I thought about the cry of our times, “Black Lives Matter,” and the resounding echo back, “All Lives Matter,” bouncing off deaf walls. Of course, all lives matter! Yet, many disenfranchised groups have had to fight for the right to matter, for inclusion in our founding ‘all men are created equal’ ideal — African Americans, Native Americans, many other ethnic groups, women, the LGBTQ community, the disabled, the poor, the homeless, the mentally ill.

Yes, how wonderful it would be if we could all stand side by side with our disenfranchised brothers and sisters and, together, proclaim, “All Lives Matter!” However, when we witness horrific injustice, even murder, of a fellow American, as we did in the killing of George Floyd, as well as the killing of all those who came before him and of the many others since, such a cry rings flat and feels like a not–so–subtle attempt to veil the historical legacy of discrimination and racism found in these United States where the ‘all men are created equal’ ideal neglected to specify that, in essence, the ‘all men’ referred only to aristocratic white males.

Truly, I wish we didn’t even need to say the words “Black Lives Matter.” But I’ve seen too much. Felt too much. Known too much to deny my part — yes, my part. I remember “white only” drinking fountains and bathrooms and not just in the deep south. I remember shacks clustered on the back dusty roads and heard of “colored towns” hidden deep in the woods.
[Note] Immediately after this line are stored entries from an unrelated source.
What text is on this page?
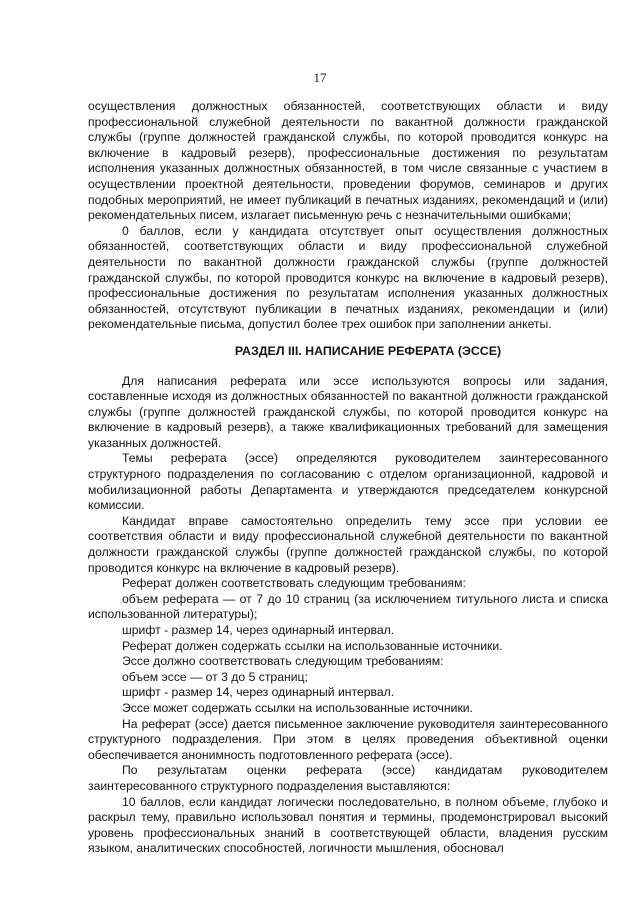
17

осуществления должностных обязанностей, соответствующих области и виду профессиональной служебной деятельности по вакантной должности гражданской службы (группе должностей гражданской службы, по которой проводится конкурс на включение в кадровый резерв), профессиональные достижения по результатам исполнения указанных должностных обязанностей, в том числе связанные с участием в осуществлении проектной деятельности, проведении форумов, семинаров и других подобных мероприятий, не имеет публикаций в печатных изданиях, рекомендаций и (или) рекомендательных писем, излагает письменную речь с незначительными ошибками;

0 баллов, если у кандидата отсутствует опыт осуществления должностных обязанностей, соответствующих области и виду профессиональной служебной деятельности по вакантной должности гражданской службы (группе должностей гражданской службы, по которой проводится конкурс на включение в кадровый резерв), профессиональные достижения по результатам исполнения указанных должностных обязанностей, отсутствуют публикации в печатных изданиях, рекомендации и (или) рекомендательные письма, допустил более трех ошибок при заполнении анкеты.

РАЗДЕЛ III. НАПИСАНИЕ РЕФЕРАТА (ЭССЕ)

Для написания реферата или эссе используются вопросы или задания, составленные исходя из должностных обязанностей по вакантной должности гражданской службы (группе должностей гражданской службы, по которой проводится конкурс на включение в кадровый резерв), а также квалификационных требований для замещения указанных должностей.

Темы реферата (эссе) определяются руководителем заинтересованного структурного подразделения по согласованию с отделом организационной, кадровой и мобилизационной работы Департамента и утверждаются председателем конкурсной комиссии.

Кандидат вправе самостоятельно определить тему эссе при условии ее соответствия области и виду профессиональной служебной деятельности по вакантной должности гражданской службы (группе должностей гражданской службы, по которой проводится конкурс на включение в кадровый резерв).

Реферат должен соответствовать следующим требованиям:

объем реферата — от 7 до 10 страниц (за исключением титульного листа и списка использованной литературы);

шрифт - размер 14, через одинарный интервал.

Реферат должен содержать ссылки на использованные источники.

Эссе должно соответствовать следующим требованиям:

объем эссе — от 3 до 5 страниц;

шрифт - размер 14, через одинарный интервал.

Эссе может содержать ссылки на использованные источники.

На реферат (эссе) дается письменное заключение руководителя заинтересованного структурного подразделения. При этом в целях проведения объективной оценки обеспечивается анонимность подготовленного реферата (эссе).

По результатам оценки реферата (эссе) кандидатам руководителем заинтересованного структурного подразделения выставляются:

10 баллов, если кандидат логически последовательно, в полном объеме, глубоко и раскрыл тему, правильно использовал понятия и термины, продемонстрировал высокий уровень профессиональных знаний в соответствующей области, владения русским языком, аналитических способностей, логичности мышления, обосновал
In the city, I could see at the edge of town those segregated neighborhoods, especially at night when the oil lamps glowed, where white folks just didn’t go, “‘cause, you know, colored people live there.” I’m old enough to remember that, of course, I must be somehow better “‘cause yous is white.”

Sheltered in my privileged status, I could easily look away, get busy, deny, rationalize, anything but recognize and acknowledge my sisters’ and brothers’ disenfranchised isolation. Like so many of my status, by not giving voice to the uncomfortable truth, I helped to perpetuate the lie.

And such complacency, however innocent or unintended, continues to allow for the seed of racism to take hold, generation after generation. This seed begins with what I’ve imagined being the moment and it happens, mercilessly, in the hearts of children. Something happens and suddenly they know they’re different and that that difference isn’t good.

Sadly, in that moment, I can imagine that even the most sparkly star on their shirt could begin to dim. For our African American brothers and sisters, I can imagine it happening one Christmas sitting on Santa’s lap. “Why does Santa look different?” Or, perhaps in church. “Why does Jesus?” Or, perhaps, it wasn’t any specific event but just, one day, a sour, sinking, “it ain’t ever goin’ away” feeling that Black made them different, less than, and worst of all, it couldn’t be changed or gotten rid of.

When we deny any group of people the right to dream, to choose a life, something dies within them and, I believe, within us as well. This is actually a great blessing because this painful acknowledgment can only arise from an undeniable knowing that we’re all one family so what we do to the other we do to ourselves.

The good news is we can choose to reject the lie and follow the truth that we’re all truly equal in the eyes of our creator. This means that, perhaps, we of privilege must also give up the lie we’ve knowingly or unknowingly told ourselves: that our lives matter more than others.

Acknowledging our part in the propagation of racism and discrimination is not for the fainthearted. If we’re to avoid postures of either moral superiority on the one hand or overplayed humility on the other, we must be willing to follow the advice of Dr. Martin Luther King, Jr., and first look within ourselves. Yes, within.

We must search our own hearts, indeed conduct a fierce inventory, of where we’ve been blind but now are daring to see. Maybe then we’d be ready to approach our African American brothers and sisters and ask, “What can I do to ensure that the ‘moment’ never happens to another innocent child?” and then be willing to hear the answers.

And, if so, maybe, just maybe, we’d all come a bit closer to the day when all peoples may be free to dream a life . . . a life of their choosing.